The story of how I with the help of the logs found a "devourer" of memory

I want to share a simple, but, in my opinion, interesting way to search for the places where memory-eaters can be found using the minimum set of tools that are always available at hand — logs and jVisualVM.

We are developing an electronic document management system that is designed to work for tens of thousands of users. During the operation of the system, for several months we were faced with a situation where the server simply ran out of memory, despite the fact that there were no changes in the system that could catch on. And the test copy of the system is not suspicious.

The memory profiling option has failed - too many objects are created in the system, and it is simply not possible to remove the profiler snapshot in a meaningful time. Removing several heap dumps and manually comparing them gave a clue - the system contains an unexpectedly large number of instances of the same Hibernate entity (just over a million). Wow ! But how do you know where so many objects are generated? Search by code? Not an option, you have to do a search throughout the system, but time is running out - the customer is already turning blue.

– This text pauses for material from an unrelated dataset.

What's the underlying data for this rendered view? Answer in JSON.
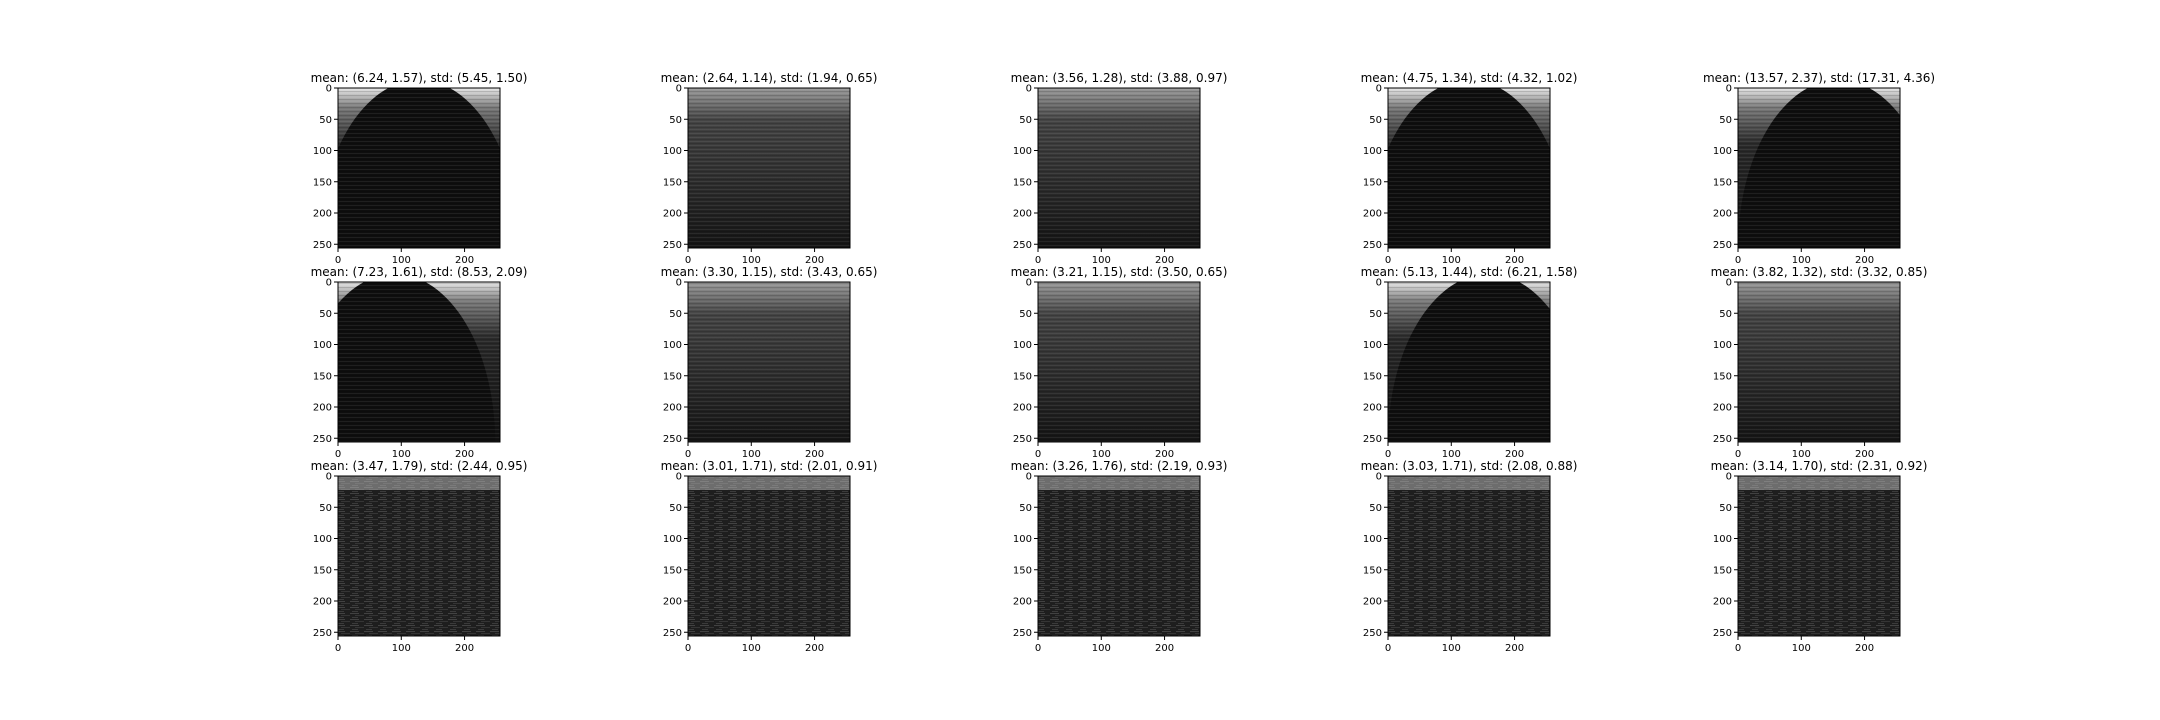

The following solution came to mind: why not insert call stack logging into the constructor of the entity class? An interesting idea ... A constructor was created with the following code:

...
protected static final Logger LOGGER = Logger.getLogger (Payment.class);
public Payment ()
{
	// TODO: CLEAR! ONLY TO SEARCH FOR A MEMORY Leak!
	StringBuilder stringBuilder = new StringBuilder ();
	stringBuilder.append ("MEMLEAK_TEST: Payment () \ n");
	StackTraceElement [] stackTraceElements = Thread.currentThread (). GetStackTrace ();
	for (StackTraceElement stackTraceElement: stackTraceElements)
	{
		stringBuilder.append ("at"
				+ stackTraceElement.getClassName ()
				+ "." + stackTraceElement.getMethodName ()
				+ "(" + stackTraceElement.getFileName () + ":" + stackTraceElement.getLineNumber () + "\ n");
	}
	LOGGER.info (stringBuilder.toString ());
}
...


Updated the industrial system and left overnight. In the morning we received impressive logs of ~ 40 GB in size. Well, let's get started.

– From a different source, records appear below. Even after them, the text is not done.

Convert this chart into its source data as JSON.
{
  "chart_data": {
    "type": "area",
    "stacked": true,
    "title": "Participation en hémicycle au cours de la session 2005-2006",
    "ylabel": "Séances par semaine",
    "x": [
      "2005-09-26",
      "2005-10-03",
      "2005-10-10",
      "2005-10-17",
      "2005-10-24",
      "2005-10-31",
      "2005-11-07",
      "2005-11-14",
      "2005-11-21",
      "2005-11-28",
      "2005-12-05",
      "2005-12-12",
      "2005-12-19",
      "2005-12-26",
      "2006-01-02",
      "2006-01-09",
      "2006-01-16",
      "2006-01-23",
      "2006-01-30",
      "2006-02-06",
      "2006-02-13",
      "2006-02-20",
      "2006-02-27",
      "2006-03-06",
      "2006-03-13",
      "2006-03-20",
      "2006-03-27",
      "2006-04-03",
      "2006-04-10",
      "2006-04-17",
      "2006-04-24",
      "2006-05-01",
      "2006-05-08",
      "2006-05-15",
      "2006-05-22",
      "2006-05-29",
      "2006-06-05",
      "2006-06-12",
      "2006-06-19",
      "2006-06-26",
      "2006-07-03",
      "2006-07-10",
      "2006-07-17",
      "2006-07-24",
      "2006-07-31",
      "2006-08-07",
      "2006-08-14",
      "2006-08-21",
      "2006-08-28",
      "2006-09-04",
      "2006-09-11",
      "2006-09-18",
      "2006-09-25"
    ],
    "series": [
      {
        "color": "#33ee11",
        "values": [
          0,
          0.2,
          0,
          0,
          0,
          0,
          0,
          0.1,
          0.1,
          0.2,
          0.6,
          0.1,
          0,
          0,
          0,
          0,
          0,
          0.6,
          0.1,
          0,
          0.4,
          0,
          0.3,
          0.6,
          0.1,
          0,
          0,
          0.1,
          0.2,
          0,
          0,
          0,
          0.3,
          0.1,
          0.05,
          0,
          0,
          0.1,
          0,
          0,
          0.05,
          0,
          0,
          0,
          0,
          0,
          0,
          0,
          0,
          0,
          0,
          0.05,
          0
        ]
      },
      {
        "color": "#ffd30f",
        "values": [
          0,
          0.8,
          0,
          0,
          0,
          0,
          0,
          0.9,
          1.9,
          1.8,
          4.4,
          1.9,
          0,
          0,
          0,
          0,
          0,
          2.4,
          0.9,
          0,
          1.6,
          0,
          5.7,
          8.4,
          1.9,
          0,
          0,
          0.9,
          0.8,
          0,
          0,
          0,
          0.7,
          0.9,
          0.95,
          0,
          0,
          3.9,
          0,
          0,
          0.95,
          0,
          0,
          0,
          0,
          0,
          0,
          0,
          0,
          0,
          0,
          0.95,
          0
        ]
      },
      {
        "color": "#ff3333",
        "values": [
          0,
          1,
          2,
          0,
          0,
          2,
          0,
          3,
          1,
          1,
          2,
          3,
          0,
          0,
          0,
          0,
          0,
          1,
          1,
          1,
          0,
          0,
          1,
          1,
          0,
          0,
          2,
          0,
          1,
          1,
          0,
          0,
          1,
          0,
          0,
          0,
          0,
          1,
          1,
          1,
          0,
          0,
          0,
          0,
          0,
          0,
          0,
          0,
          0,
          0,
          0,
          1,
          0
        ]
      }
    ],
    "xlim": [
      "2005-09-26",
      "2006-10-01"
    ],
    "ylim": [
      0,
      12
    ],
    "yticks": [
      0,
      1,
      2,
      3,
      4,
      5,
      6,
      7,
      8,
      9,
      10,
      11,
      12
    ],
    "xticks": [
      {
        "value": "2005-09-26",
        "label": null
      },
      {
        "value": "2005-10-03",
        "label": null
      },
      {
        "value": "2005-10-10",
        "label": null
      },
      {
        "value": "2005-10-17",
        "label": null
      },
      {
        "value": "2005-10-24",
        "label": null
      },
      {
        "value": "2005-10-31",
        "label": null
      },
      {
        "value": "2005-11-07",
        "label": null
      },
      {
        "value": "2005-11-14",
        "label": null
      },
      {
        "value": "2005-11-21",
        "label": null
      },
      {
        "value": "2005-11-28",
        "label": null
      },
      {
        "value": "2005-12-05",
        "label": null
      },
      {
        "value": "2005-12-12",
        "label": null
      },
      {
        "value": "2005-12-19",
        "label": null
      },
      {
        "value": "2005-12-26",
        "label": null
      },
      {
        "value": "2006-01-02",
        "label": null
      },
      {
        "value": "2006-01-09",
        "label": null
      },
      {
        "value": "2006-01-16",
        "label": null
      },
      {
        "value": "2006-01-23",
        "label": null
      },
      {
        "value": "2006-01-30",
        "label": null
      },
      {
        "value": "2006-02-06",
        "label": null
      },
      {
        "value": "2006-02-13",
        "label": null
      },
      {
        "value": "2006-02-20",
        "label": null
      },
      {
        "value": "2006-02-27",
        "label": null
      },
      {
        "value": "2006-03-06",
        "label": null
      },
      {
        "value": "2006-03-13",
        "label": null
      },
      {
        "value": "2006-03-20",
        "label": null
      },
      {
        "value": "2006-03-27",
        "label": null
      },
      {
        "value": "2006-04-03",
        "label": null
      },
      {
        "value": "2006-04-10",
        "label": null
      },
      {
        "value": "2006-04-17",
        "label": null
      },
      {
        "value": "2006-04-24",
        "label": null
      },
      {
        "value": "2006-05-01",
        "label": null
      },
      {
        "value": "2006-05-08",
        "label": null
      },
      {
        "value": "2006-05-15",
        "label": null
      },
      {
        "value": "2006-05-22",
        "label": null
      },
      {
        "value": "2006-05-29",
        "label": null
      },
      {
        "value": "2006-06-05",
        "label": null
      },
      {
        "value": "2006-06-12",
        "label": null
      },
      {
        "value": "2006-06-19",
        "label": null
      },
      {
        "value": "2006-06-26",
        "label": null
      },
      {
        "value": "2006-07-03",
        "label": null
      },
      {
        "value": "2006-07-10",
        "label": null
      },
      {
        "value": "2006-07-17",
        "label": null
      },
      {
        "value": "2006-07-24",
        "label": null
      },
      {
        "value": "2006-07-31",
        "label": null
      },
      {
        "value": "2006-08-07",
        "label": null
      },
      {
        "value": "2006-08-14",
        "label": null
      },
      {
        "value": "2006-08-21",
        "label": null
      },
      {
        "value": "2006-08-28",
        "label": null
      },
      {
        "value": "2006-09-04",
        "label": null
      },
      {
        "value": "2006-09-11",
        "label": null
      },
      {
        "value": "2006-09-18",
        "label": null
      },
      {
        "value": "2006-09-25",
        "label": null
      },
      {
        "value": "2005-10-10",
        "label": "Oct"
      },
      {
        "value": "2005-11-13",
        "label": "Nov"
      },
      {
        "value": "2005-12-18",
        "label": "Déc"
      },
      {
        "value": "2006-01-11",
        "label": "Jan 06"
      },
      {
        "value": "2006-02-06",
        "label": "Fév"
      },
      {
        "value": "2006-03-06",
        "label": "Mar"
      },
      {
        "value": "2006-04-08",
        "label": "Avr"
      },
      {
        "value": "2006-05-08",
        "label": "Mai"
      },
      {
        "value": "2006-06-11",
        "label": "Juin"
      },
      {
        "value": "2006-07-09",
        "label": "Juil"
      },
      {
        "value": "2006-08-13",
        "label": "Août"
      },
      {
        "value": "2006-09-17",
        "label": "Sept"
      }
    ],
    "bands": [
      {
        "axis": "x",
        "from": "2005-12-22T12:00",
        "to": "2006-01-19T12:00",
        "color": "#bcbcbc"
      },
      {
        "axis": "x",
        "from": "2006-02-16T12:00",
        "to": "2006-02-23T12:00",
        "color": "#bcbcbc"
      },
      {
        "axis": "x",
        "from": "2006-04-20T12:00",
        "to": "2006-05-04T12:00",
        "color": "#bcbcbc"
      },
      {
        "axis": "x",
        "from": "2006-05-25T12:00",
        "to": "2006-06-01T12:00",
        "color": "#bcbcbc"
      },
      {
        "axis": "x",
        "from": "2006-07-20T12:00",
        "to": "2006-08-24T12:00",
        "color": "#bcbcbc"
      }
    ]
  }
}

First I had to cut the logs into pieces of 200 MB, because otherwise, such a volume simply cannot be opened. A quick run through the logs immediately made it possible to isolate the call stack, which is very common. On the stack call found a class that calls Hibernate functions, and here it is! Here it is - our ill-fated class. In one of his methods, a list of all records from the table is pulled (and the number of records in it has exceeded 2 million) - and this is the creation of instances of our essence. Further, the code goes even worse: this whole list is looped through and compared by one field - a sort of filter implementation. Of course, the code was immediately rewritten (by inserting a condition in the where of the HQL query), and its author was immediately dissected . That’s all - with this “old-fashioned” method a very “piquant” problem was solved.

As a conclusion : if you sat down to write code to work with the database, learn SQL! (you don’t know the language of simple queries - it’s better not to go outside the database). And the second - to solve at first glance a difficult task, it is not at all necessary to have “sophisticated” tools.